Die Ausstellung zeigt, dass der künstlerische Transfer ebenso von Westen nach Osten ging. In der zweiten Hälfte des 16. Jahrhunderts wurden die Beziehungen zwischen der Seerepublik und ihren östlichen Nachbarn komplexer. Während er Handel zwischen West und Ost intensiv weiter ging, fühlten sich die Venezianer oft durch die osmanische Militärmacht bedroht und begannen, wie sich in Drucken, Zeichnungen und auch hölzernen Schiffsdekorationen zeigt, muslimischen Themen gegenüber ihre Abneigung auszudrücken. Zur selben Zeit waren osmanische Waffen und Rüstungen auf dem Höhepunkt ihrer Beliebtheit in Venedig. So werden auch kunstvoll verzierte türkische Schilde und Köcher gemeinsam mit ihren venezinanischen Nachbildungen aus der Rüstkammer des Dogenpalastes gezeigt.

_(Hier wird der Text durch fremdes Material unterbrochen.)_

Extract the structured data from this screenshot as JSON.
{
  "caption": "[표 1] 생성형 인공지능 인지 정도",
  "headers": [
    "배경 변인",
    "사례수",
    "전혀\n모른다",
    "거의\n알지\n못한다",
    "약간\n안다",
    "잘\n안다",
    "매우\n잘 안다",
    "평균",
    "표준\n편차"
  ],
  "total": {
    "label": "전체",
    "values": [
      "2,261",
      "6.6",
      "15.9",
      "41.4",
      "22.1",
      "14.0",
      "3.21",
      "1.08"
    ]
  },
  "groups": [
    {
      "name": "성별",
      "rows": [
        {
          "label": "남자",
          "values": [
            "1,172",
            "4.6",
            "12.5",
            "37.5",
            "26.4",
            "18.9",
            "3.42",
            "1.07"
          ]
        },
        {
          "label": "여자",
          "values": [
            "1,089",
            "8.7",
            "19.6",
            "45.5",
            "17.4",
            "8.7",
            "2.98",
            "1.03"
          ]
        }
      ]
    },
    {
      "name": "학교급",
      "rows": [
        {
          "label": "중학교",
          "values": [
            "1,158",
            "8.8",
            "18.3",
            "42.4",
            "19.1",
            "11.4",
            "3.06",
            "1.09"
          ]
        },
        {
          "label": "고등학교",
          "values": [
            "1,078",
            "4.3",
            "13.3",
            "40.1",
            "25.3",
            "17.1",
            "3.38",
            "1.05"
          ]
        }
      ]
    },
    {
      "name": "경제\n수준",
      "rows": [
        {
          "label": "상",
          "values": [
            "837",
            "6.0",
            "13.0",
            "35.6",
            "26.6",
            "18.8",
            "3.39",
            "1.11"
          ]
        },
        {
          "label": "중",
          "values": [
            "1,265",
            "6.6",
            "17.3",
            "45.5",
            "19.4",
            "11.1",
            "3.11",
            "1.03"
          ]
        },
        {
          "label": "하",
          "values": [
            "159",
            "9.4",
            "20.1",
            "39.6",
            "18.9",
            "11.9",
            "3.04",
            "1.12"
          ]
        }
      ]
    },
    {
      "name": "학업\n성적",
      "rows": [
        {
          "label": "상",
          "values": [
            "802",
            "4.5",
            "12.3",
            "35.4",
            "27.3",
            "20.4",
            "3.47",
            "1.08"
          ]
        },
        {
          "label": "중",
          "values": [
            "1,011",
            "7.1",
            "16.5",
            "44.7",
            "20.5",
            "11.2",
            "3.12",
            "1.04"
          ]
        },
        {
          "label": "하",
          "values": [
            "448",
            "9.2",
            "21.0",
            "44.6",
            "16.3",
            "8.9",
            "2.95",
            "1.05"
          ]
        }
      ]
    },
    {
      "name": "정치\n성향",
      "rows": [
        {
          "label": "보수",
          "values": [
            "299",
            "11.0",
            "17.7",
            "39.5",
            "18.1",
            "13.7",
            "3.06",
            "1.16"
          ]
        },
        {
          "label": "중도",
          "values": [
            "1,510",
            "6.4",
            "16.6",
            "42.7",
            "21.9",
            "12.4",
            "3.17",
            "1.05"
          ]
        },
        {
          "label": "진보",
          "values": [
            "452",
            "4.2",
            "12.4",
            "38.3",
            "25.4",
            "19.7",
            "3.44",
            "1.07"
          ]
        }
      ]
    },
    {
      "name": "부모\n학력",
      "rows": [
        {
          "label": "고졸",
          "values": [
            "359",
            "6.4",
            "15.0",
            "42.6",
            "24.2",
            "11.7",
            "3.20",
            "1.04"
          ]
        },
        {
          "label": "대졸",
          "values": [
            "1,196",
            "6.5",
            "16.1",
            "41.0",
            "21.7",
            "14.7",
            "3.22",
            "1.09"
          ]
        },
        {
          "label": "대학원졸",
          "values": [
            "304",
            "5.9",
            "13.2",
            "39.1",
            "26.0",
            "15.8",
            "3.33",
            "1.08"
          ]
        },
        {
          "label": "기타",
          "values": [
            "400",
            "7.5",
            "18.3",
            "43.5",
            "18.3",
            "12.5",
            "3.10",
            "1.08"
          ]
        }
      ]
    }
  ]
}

Ein auch in der Ausstellung immer wiederkehrendes Thema ist die Gegenwart islamischer Kunst in Venedig im Lauf der Jahrhunderte, und in jeder der Abteilungen werden islamische Objekte mit einer langen Geschichte in venezianischen Sammlungen herausgehoben. Die Venezianer waren zwar nicht unbedingt Sammler und Kenner islamischer Kunst in einem modernen Sinn, aber es kann doch gesagt werden, dass sie besonders islamische Luxusartikel bewunderten, in großer Zahl kauften und ganz allgemein über Jahrhunderte mehr Kenntnisse über islamische Kunst und Kultur aus erster Hand hatten als jeder andere in Europa, einschießlich in Italien.

Eine eindrucksvolle Zahl venezianischer Einrichtungen, so die Armeria del Palazzo Ducale, die Basilica und der Tesoro di San Marco, die Biblioteca dei Frati Minori di San Michele ad Isola, die Biblioteca Nazionale Marciana, Santa Maria Gloriosa dei Frari, die Fondazione Giorgio Cini, die Gallerie dell'Accademia, das Museo Civico Correr, das Museo Franchetti alla Ca' D'Oro, das Museo Storico Navale, das Museo Vetrario, udn die Scuola Grande di San Rocco, sind Haupt-Leihgeber der Ausstellung; auch andere europäische Museen, Bibliotheken und private Sammlungen tragen mit größeren Werken bei. Viele dieser Stücke wurden noch nie außerhalb Venedigs gezeigt.

Ein Katalog ist im Buchladen des Metropolitan Museum erhältlich.